A librarian runs a community library in the virtual Metaverse of Second Life, located on a charity simulation, the West of Ireland, and the charity it supports is Project Children, a 501(c)(3) organization. A free client program called the Second Life Viewer enables its users, called "residents," to interact with each other through avatars. Residents can explore, meet other residents, socialize, participate in individual and group activities, and engage in activities from the purely social to diverse role play, advocacy, continuing education, as well as in the creation of music, art, and literature. Volunteer storytellers read stories in West of Ireland and sometimes at other locations. They receive no currency or gain, and no admission is charged to the simulation in which stories are read. Readings are done live in voice rather than streamed. Must the librarian obtain permission for these readings?
To some extent, these storytellers do what is being done in every library, school, and daycare center on a daily basis. It is important that the readings are performed live to a small group of people (usually about 20) and are not recorded or streamed for later playback. Section 110(4) of the Copyright Act, the so called nonprofit performance section, permits public performances of nondramatic literary and musical works without permission of the copyright holder if those performances are not transmitted and if certain conditions are met. For example, there may be no payment to performers or promoters, and there may be no admission charge, or if there is one, the proceeds must go to charitable, educational, or religious purposes.

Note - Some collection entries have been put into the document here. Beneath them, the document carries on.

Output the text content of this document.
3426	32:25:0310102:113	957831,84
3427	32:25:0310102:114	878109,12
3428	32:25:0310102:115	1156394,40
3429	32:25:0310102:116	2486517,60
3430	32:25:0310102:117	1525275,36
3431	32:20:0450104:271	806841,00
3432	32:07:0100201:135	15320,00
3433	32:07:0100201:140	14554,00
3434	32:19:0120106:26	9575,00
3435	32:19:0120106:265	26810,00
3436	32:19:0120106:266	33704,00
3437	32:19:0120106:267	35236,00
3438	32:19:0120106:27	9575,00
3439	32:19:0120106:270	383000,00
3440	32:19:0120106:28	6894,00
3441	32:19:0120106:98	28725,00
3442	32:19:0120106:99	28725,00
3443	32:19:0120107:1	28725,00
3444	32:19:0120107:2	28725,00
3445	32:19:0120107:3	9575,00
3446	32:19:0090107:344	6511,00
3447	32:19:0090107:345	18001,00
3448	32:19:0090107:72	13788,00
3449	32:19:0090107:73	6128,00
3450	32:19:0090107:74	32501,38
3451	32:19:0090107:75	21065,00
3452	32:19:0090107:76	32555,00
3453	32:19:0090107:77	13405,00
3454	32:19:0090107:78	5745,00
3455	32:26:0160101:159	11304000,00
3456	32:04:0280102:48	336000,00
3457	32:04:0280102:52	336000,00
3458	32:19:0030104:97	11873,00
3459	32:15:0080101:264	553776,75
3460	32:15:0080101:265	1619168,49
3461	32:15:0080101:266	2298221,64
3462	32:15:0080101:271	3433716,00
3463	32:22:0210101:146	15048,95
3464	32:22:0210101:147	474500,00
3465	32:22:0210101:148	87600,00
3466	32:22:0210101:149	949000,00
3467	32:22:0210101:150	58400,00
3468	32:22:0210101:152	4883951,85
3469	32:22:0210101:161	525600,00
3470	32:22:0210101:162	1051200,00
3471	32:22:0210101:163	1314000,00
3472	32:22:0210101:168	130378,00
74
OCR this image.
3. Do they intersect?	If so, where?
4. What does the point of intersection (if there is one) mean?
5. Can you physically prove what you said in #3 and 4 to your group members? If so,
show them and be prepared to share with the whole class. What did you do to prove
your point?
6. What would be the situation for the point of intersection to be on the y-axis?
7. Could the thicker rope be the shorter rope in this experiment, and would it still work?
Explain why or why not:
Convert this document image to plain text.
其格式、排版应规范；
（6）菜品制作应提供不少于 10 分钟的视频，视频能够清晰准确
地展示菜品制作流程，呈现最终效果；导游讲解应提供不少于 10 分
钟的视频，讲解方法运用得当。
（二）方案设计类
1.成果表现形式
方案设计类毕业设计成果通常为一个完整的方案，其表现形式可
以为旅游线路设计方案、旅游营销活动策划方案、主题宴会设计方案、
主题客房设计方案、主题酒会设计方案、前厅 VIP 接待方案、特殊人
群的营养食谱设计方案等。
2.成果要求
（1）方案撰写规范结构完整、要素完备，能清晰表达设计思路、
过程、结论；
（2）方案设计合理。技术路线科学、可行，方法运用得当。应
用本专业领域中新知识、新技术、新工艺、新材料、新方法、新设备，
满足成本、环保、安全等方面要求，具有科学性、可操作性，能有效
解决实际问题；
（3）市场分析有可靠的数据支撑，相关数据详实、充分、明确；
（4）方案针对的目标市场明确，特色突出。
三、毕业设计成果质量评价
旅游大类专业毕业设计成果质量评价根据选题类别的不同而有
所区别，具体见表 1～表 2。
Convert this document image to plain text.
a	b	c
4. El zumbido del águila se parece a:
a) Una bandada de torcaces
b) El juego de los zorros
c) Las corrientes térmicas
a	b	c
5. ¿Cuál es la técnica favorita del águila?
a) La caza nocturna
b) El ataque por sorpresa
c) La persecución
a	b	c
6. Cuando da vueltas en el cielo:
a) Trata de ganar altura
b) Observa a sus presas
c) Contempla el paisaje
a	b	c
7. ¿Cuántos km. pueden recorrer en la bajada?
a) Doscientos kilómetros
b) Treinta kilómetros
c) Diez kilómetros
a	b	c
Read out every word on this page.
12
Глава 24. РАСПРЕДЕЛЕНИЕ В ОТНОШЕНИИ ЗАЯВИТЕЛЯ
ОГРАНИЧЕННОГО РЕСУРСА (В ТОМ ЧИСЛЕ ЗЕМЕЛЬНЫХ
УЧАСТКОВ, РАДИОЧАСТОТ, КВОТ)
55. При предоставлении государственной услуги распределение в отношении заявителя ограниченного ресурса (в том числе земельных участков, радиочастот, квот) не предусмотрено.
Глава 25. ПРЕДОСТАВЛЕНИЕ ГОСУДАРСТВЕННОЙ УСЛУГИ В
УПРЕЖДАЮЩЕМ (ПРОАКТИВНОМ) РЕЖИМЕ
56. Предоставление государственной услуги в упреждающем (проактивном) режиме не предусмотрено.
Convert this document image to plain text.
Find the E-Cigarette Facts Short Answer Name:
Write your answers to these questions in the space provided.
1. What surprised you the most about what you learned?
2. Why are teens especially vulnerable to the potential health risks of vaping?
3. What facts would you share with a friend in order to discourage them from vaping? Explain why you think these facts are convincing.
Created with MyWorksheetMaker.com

The real question is whether Second Life counts as a transmission. Arguments exist that support both views. Typically, anything done over a computer network is transmitted. But one could argue that a live reading in Second Life is more like a live performance than it is a transmission. The law likely supports the fact that it is a transmission, however. If so, then permission would be required for the reading of the stories.
The librarian could approach a few publishers and make the argument that the readings are equivalent to a live performance. If the librarian can get them to agree, then this agreement could be used as evidence to convince other publishers to agree.